Psykers know 2 powers per ML at army creation.
-Psykers have 2 Warp Charge per ML, but can only use their own ML.
-Powers are based on degrees of success. Deny simply removes successes (and lessens power effects, even if it fails to completely deny).
-Every discipline has 4 basic powers and 2 advanced. For each advanced, you must learn 2 basic from the same discipline.
I really would rather them not do an AOS magic system.
This is the best idea ever and they need to use if word by word.
So it seems like everybody has Hit and Run now .
Insomuch as your whole army is not forced to sit there and stare at the deadly mass of enemies six inches away from them, completely dumbfounded and unable to act in any way because OH MY GOD THERE’S STILL ONE OF OUR FRIENDS LOCKED IN COMBAT THERE, I GUESS WE’LL JUST SIT ON OUR THUMBS.
In the grim darkness of the far future there is…a surprising amount of humanity towards your embattled comrades.
So it seems like everyone has Hit and Run now .
No shooting after advancing but there is nothing about charging?
I like where this is going. Straight for the enemy line that is.
It says right there that you cannot charge either.
The new “Fall back” mechanic says you can’t charge. The “Advance” thing just says “at the expense of shooting.” Says nothing about charging.
I quite like this revolutionary concept of keeping movement in the movement phase. Most of the things I’ve seen yet were discussed as really being needed in the store I used to hang out in then 3rd launched but hey 20 years later ain’t so bad right?

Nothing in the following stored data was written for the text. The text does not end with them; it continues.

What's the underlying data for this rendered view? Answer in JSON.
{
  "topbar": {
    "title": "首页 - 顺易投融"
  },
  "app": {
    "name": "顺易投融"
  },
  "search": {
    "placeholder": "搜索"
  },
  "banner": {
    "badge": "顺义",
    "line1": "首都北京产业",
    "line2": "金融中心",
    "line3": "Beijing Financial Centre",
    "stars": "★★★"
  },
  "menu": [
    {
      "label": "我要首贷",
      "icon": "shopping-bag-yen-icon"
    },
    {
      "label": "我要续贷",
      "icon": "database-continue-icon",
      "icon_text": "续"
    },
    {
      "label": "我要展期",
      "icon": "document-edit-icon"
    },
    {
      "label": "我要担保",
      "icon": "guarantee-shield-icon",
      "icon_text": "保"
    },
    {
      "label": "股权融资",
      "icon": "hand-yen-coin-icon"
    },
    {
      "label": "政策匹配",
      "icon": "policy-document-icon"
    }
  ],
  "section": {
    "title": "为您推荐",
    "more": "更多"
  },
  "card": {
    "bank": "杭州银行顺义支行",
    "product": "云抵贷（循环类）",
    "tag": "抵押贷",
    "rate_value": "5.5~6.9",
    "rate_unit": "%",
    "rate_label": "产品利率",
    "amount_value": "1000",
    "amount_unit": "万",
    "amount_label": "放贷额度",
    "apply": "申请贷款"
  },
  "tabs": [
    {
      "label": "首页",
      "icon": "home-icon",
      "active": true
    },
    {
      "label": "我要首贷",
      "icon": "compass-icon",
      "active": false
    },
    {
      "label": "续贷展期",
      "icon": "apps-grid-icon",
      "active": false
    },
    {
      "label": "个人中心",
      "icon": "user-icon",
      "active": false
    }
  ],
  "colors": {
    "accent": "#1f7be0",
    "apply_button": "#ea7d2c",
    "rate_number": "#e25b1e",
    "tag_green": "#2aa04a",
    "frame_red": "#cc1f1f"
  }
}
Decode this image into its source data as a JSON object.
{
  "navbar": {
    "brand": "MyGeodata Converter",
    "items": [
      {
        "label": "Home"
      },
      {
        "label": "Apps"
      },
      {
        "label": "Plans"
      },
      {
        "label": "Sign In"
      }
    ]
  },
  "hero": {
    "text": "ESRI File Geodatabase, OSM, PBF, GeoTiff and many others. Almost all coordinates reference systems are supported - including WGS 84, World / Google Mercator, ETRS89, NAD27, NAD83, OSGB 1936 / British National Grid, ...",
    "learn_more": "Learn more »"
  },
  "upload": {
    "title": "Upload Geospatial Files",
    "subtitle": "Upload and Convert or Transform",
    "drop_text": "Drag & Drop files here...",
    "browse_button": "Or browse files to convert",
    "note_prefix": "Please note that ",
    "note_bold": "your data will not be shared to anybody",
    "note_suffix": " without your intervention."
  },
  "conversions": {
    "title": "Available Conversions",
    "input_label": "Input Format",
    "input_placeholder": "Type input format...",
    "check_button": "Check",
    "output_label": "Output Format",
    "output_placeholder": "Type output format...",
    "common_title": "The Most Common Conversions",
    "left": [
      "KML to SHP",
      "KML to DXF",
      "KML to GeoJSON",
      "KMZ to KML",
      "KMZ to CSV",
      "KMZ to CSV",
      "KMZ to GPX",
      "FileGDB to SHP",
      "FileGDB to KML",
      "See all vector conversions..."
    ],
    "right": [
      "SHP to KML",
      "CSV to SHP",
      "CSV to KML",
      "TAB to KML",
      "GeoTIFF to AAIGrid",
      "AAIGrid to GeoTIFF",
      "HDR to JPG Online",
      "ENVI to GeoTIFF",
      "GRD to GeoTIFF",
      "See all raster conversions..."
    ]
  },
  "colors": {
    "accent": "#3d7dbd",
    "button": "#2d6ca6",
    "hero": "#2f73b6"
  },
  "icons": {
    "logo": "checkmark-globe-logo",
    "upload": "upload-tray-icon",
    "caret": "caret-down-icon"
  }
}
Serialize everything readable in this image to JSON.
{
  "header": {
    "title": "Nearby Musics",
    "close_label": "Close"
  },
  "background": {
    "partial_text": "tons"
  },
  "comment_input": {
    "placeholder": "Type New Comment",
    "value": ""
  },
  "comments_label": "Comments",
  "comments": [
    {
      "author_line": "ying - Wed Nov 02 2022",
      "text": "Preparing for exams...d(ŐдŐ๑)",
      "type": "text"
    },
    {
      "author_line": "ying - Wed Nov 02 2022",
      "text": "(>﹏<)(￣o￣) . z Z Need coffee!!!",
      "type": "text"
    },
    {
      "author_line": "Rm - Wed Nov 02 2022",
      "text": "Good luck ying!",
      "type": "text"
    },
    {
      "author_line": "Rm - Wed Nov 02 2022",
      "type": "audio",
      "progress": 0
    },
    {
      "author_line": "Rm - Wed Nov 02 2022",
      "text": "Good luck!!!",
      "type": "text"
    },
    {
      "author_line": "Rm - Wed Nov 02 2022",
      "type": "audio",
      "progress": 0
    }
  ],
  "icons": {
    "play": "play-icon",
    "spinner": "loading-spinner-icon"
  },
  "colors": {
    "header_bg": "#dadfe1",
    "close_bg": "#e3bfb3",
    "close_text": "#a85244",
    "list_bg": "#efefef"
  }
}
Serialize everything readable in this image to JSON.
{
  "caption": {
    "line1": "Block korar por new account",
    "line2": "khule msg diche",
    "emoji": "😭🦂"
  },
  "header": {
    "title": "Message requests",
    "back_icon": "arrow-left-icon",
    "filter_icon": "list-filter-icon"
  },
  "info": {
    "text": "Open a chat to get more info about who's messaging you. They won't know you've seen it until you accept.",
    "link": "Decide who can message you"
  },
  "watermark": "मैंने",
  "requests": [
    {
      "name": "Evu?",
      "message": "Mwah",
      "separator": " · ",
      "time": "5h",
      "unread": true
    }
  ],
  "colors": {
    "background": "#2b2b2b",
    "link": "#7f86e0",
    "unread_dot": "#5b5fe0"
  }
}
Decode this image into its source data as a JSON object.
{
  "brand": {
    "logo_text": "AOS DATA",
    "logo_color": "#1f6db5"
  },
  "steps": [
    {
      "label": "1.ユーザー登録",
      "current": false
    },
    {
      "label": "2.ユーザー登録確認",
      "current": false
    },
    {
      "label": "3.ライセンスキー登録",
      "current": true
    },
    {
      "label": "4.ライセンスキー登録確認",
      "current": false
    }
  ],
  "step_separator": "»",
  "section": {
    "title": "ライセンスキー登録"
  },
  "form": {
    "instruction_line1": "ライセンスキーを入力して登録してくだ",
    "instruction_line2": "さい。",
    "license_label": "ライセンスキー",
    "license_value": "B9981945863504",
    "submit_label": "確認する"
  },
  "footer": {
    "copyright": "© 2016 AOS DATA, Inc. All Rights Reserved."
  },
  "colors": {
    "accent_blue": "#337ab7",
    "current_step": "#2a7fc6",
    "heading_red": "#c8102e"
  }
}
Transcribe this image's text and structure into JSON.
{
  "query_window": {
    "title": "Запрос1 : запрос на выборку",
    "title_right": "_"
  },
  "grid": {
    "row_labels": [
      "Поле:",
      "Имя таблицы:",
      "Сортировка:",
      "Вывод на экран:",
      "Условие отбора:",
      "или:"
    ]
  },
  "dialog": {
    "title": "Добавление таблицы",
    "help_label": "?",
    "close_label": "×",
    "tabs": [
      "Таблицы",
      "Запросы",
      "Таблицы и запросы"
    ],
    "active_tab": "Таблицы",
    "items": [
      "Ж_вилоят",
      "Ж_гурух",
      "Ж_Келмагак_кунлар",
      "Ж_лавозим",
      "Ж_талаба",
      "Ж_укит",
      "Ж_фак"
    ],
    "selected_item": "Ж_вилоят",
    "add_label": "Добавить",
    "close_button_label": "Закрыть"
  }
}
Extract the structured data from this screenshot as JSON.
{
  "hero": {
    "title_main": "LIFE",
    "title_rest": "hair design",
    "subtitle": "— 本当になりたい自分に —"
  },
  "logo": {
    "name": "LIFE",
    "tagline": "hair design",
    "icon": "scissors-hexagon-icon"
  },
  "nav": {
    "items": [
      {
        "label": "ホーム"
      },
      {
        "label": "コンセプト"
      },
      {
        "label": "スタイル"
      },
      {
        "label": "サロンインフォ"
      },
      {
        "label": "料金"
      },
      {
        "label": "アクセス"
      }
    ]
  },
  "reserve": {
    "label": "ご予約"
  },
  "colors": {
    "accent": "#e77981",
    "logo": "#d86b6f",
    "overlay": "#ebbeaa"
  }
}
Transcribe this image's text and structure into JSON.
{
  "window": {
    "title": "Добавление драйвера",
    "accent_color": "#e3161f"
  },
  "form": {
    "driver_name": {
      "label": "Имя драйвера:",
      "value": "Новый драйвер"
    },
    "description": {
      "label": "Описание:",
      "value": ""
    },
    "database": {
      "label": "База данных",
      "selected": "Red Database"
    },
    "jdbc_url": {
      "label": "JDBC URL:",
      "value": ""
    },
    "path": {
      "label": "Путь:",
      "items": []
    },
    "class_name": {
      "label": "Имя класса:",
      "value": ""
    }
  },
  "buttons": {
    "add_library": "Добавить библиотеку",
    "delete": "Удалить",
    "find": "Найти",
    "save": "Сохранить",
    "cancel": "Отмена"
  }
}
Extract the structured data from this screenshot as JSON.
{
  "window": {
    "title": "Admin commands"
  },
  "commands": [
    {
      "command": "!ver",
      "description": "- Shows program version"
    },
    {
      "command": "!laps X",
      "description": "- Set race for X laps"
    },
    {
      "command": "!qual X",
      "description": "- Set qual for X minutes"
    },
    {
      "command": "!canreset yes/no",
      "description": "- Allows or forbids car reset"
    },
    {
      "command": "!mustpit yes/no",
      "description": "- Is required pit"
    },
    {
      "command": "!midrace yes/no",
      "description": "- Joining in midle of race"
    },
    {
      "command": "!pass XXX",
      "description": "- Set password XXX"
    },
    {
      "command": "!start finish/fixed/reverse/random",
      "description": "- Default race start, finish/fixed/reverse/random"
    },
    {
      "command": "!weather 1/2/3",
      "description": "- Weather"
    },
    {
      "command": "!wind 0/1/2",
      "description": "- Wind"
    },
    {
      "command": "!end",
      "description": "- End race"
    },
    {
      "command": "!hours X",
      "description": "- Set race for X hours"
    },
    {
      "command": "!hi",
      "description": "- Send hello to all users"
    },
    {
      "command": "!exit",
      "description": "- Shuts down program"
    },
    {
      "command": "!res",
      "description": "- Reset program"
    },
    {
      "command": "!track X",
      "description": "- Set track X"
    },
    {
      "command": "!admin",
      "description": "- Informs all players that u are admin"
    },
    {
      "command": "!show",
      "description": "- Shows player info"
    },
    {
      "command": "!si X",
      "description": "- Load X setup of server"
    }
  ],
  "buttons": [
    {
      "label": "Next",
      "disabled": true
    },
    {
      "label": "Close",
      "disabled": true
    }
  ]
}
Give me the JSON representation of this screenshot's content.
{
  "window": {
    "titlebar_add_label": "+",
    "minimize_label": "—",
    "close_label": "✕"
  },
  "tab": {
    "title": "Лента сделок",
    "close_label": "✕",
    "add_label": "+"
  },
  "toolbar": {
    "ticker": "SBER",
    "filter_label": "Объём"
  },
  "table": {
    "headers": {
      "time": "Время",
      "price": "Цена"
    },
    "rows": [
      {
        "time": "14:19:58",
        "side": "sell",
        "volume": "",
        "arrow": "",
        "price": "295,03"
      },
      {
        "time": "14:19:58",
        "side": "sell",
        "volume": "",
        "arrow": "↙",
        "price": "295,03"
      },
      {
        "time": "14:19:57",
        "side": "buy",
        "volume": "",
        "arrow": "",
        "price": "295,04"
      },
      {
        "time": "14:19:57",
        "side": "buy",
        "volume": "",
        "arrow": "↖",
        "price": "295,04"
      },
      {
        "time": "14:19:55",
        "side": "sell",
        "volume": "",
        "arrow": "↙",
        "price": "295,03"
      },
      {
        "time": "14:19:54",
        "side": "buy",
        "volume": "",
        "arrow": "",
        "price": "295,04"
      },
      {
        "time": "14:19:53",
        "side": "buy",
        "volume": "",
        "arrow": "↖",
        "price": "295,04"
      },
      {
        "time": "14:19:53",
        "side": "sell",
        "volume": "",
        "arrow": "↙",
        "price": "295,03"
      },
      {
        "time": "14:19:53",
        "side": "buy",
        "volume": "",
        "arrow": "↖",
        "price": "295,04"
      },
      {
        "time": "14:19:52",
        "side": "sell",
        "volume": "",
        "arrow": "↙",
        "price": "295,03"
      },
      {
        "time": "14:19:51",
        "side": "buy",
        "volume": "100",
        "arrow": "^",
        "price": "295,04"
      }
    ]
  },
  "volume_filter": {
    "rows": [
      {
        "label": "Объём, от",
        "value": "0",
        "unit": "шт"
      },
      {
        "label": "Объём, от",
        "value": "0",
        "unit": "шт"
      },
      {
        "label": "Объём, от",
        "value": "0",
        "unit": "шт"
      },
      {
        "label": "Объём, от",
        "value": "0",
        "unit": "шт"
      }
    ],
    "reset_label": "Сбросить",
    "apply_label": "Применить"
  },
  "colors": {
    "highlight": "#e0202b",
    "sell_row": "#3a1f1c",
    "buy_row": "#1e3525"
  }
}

At least it’s still a roll so the phase can be slowed down a little bit and has some randomness (random=FUN!)
I’m pretty sure you and your friends weren’t talking about how Running needed to be done during the movement phase back in 3rd edition, because Running didn’t exist until 5th edition.
What is now running was an Eldar and Dark Eldar racial ability in third and was happening in the shooting phase exactly like it did for everyone else later.
To be fair that little bit wasn’t high on the radar then though. Things like safe’s being all or nothing and the vanished modifiers or inability to shoot into close combat were way bigger deals.